この定義では、/book/detail/:bookId:bookIdがintを要求している状況です。 しかし、実際には、context.go('/book/detail/id1');のようなコードが書けてしまいます。このコードを動かすとStringが渡りそれをintにパースしようとして失敗してしまうことになります。それを防ぐために、go_router_builderを利用します。

事前準備

Routeを定義するファイルでgo_router_builderで生成されるファイルを利用するためにpartで参照します。

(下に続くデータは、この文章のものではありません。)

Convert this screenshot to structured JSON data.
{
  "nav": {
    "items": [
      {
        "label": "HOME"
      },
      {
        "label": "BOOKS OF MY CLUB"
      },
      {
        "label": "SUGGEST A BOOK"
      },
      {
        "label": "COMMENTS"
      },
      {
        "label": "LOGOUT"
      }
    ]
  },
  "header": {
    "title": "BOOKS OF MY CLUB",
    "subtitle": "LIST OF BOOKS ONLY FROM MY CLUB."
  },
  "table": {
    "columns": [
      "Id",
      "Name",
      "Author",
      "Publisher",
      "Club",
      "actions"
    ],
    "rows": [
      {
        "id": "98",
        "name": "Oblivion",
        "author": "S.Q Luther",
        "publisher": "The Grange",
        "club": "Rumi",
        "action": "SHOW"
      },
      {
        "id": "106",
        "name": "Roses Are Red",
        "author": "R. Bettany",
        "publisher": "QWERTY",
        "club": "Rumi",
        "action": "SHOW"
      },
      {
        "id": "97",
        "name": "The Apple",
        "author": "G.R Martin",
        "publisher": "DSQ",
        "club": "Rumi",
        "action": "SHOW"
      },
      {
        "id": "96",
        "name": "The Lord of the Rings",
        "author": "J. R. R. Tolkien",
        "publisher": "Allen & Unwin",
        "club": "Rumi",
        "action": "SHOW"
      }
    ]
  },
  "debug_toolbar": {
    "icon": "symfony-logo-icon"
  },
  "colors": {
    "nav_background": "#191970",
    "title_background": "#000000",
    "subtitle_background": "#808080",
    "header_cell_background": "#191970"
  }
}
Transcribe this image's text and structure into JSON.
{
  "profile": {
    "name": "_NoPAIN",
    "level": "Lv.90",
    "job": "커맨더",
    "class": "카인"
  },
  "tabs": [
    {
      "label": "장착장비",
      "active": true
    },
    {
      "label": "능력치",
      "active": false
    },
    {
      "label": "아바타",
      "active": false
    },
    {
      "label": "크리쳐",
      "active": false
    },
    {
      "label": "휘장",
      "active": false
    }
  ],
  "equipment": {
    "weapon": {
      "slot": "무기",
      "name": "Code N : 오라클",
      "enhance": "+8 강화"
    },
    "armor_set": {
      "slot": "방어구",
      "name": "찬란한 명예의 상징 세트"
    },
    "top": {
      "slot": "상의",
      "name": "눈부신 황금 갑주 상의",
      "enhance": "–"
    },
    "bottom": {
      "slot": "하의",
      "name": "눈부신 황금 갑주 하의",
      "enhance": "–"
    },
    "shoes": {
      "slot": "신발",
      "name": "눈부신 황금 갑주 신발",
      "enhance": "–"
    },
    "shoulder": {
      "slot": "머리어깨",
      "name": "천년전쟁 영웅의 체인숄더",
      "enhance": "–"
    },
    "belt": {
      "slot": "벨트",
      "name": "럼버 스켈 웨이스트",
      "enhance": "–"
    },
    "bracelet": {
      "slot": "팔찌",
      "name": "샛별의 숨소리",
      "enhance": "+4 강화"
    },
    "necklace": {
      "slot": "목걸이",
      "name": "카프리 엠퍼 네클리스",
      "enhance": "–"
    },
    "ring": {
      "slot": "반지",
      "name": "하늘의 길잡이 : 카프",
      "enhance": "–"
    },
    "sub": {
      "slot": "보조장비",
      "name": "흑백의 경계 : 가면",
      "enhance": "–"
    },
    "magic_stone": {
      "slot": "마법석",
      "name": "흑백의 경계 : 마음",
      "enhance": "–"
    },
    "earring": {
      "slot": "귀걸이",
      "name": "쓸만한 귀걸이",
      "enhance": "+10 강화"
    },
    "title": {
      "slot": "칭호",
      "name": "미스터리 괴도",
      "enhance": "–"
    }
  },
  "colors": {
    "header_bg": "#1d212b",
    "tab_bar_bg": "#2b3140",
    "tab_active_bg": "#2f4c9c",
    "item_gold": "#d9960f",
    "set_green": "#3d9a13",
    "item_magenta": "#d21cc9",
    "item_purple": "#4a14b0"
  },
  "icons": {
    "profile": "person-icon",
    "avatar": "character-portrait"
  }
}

import 'package:go_router/go_router.dart';

part 'this_file.g.dart';

GoRouterの定義部分のroutesを$appRoutesに変更します。

final GoRouter router = GoRouter(
      debugLogDiagnostics: true,
      routes: $appRoutes,
    );

TypedGoRouteの定義

それでは、実際にRouteの定義をしていきます。/配下にbook/detail/:bookIdを設定してTypedGoRouteBookDetailRouteを設定します。

@TypedGoRoute<HomeRoute>(
  path: '/',
  routes: <TypedGoRoute<GoRouteData>>[
    TypedGoRoute<BookDetailRoute>(
      path: 'book/detail/:bookId',
    ),
  ],
)
// HomeRouteの定義は省いています。
class BookDetailRoute extends GoRouteData {
  const BookDetailRoute({
    required this.bookId,
  });

  final int bookId;

  @override
  Widget build(BuildContext context, GoRouterState state) => BookScreen(
        bookId: bookId,
      );
}

上記処理を書いた後にbuild_runnerを走らせます。 画面遷移をしたい時は下記のように、BookDetailRouteを作成しpushなどの遷移をします。

onTap: () => const BookDetailRoute(bookId: 1).push(context)

go_router_builderを利用することで、安全に画面遷移時にパラメータを渡すことが出来るようになりました。 また、画面遷移時のパス設定の間違えもBookDetailRouteを他の場所でも使うことができるおかげで少なくできます。

まとめ

go_routerを利用した画面遷移時のパラメーターの渡し方について、どういう渡し方があるのか、どういう場面で利用するべきなのかを整理できました。また、go_router_builderを利用することで安全にパラメーターを渡すことができ、開発時のミスを防ぐことが出来るようになりました。